Avant de partir, côté français

Rien de ce qui précède ne vous concerne tant que la France vous considère comme son résident. L'article 4 B du code général des impôts vous garde résident français si votre foyer ou le centre de vos intérêts économiques y reste, et la convention franco-maltaise ne fera que trancher un conflit après un contrôle.

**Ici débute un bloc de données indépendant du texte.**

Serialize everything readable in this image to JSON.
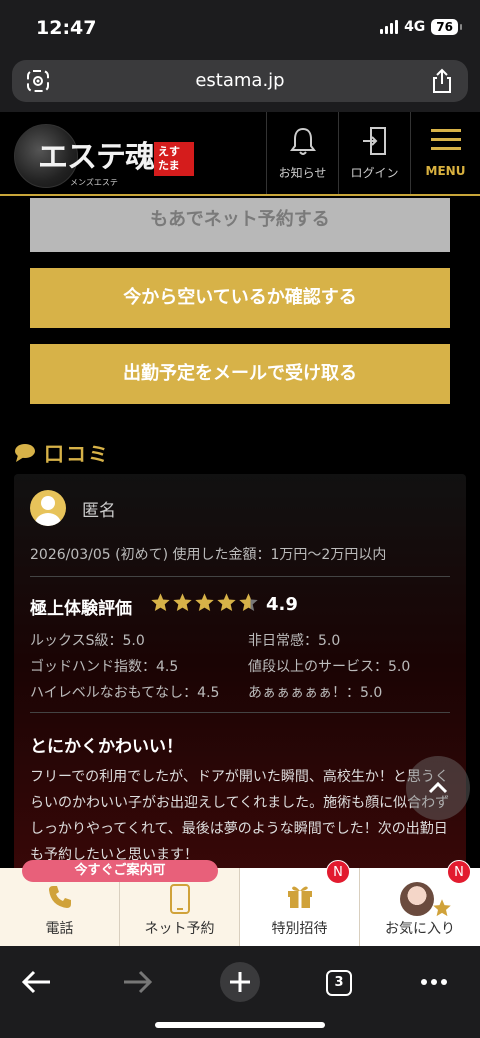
{
  "status": {
    "time": "12:47",
    "network": "4G",
    "battery": "76"
  },
  "browser": {
    "url": "estama.jp",
    "tab_count": "3"
  },
  "header": {
    "logo_text": "エステ魂",
    "logo_sub": "メンズエステ",
    "logo_tag": "えすたま",
    "nav": [
      {
        "label": "お知らせ",
        "icon": "bell-icon"
      },
      {
        "label": "ログイン",
        "icon": "login-door-icon"
      },
      {
        "label": "MENU",
        "icon": "hamburger-menu-icon"
      }
    ]
  },
  "actions": {
    "net_reserve": "もあでネット予約する",
    "check_now": "今から空いているか確認する",
    "mail_schedule": "出勤予定をメールで受け取る"
  },
  "reviews_section": {
    "title": "口コミ",
    "review": {
      "author": "匿名",
      "meta": "2026/03/05 (初めて) 使用した金額：1万円〜2万円以内",
      "rating_title": "極上体験評価",
      "rating": 4.9,
      "score_text": "4.9",
      "items": [
        "ルックスS級：5.0",
        "非日常感：5.0",
        "ゴッドハンド指数：4.5",
        "値段以上のサービス：5.0",
        "ハイレベルなおもてなし：4.5",
        "あぁぁぁぁぁ！：5.0"
      ],
      "title": "とにかくかわいい！",
      "body": "フリーでの利用でしたが、ドアが開いた瞬間、高校生か！と思うくらいのかわいい子がお出迎えしてくれました。施術も顔に似合わずしっかりやってくれて、最後は夢のような瞬間でした！次の出勤日も予約したいと思います！"
    }
  },
  "bottom_nav": {
    "pill": "今すぐご案内可",
    "items": [
      {
        "label": "電話",
        "icon": "phone-icon"
      },
      {
        "label": "ネット予約",
        "icon": "smartphone-icon"
      },
      {
        "label": "特別招待",
        "icon": "gift-icon",
        "badge": "N"
      },
      {
        "label": "お気に入り",
        "icon": "star-icon",
        "badge": "N"
      }
    ]
  },
  "colors": {
    "gold": "#d7b248",
    "accent_red": "#e21b2f",
    "pill_pink": "#e8607a"
  }
}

Deux lectures avant d'acheter un billet :

  • devenir non-résident fiscal, parce que les 183 jours ne suffisent pas ;
  • l'exit tax, qui vise les participations importantes, et qu'un portefeuille crypto ne déclenche pas par lui-même, mais qui compte si vous détenez aussi des titres de société.

Un point particulier aux cryptos : le régime français impose la cession, pas la conversion entre cryptos. Le calendrier de votre départ par rapport à vos cessions se prépare, il ne se découvre pas après coup.

Pour aller plus loin

Le détail du régime maltais, l'impôt minimum et les conditions du non-dom sont sur notre fiche Malte et dans notre guide Malte, paradis fiscal ?. Nous comparons ailleurs Malte et Chypre, et cinq pays d'Europe sur la fiscalité des cryptos.

Sources

Lignes directrices du Commissioner for Revenue maltais de novembre 2018 sur le traitement fiscal des actifs DLT, et PwC Tax Summaries pour le traitement des plus-values de source étrangère d'un résident non domicilié, vérifié en août 2026. Les seuils chiffrés que l'on trouve ailleurs sur la distinction entre investissement et commerce ne proviennent d'aucune source primaire, et ne figurent donc pas ici.

Cette page informe, elle ne conseille pas. La frontière entre investissement et commerce est une question de fait, tranchée dossier par dossier : avant de décider quoi que ce soit, parlez à un professionnel qui regardera le vôtre, comme le rappellent nos conditions d'utilisation.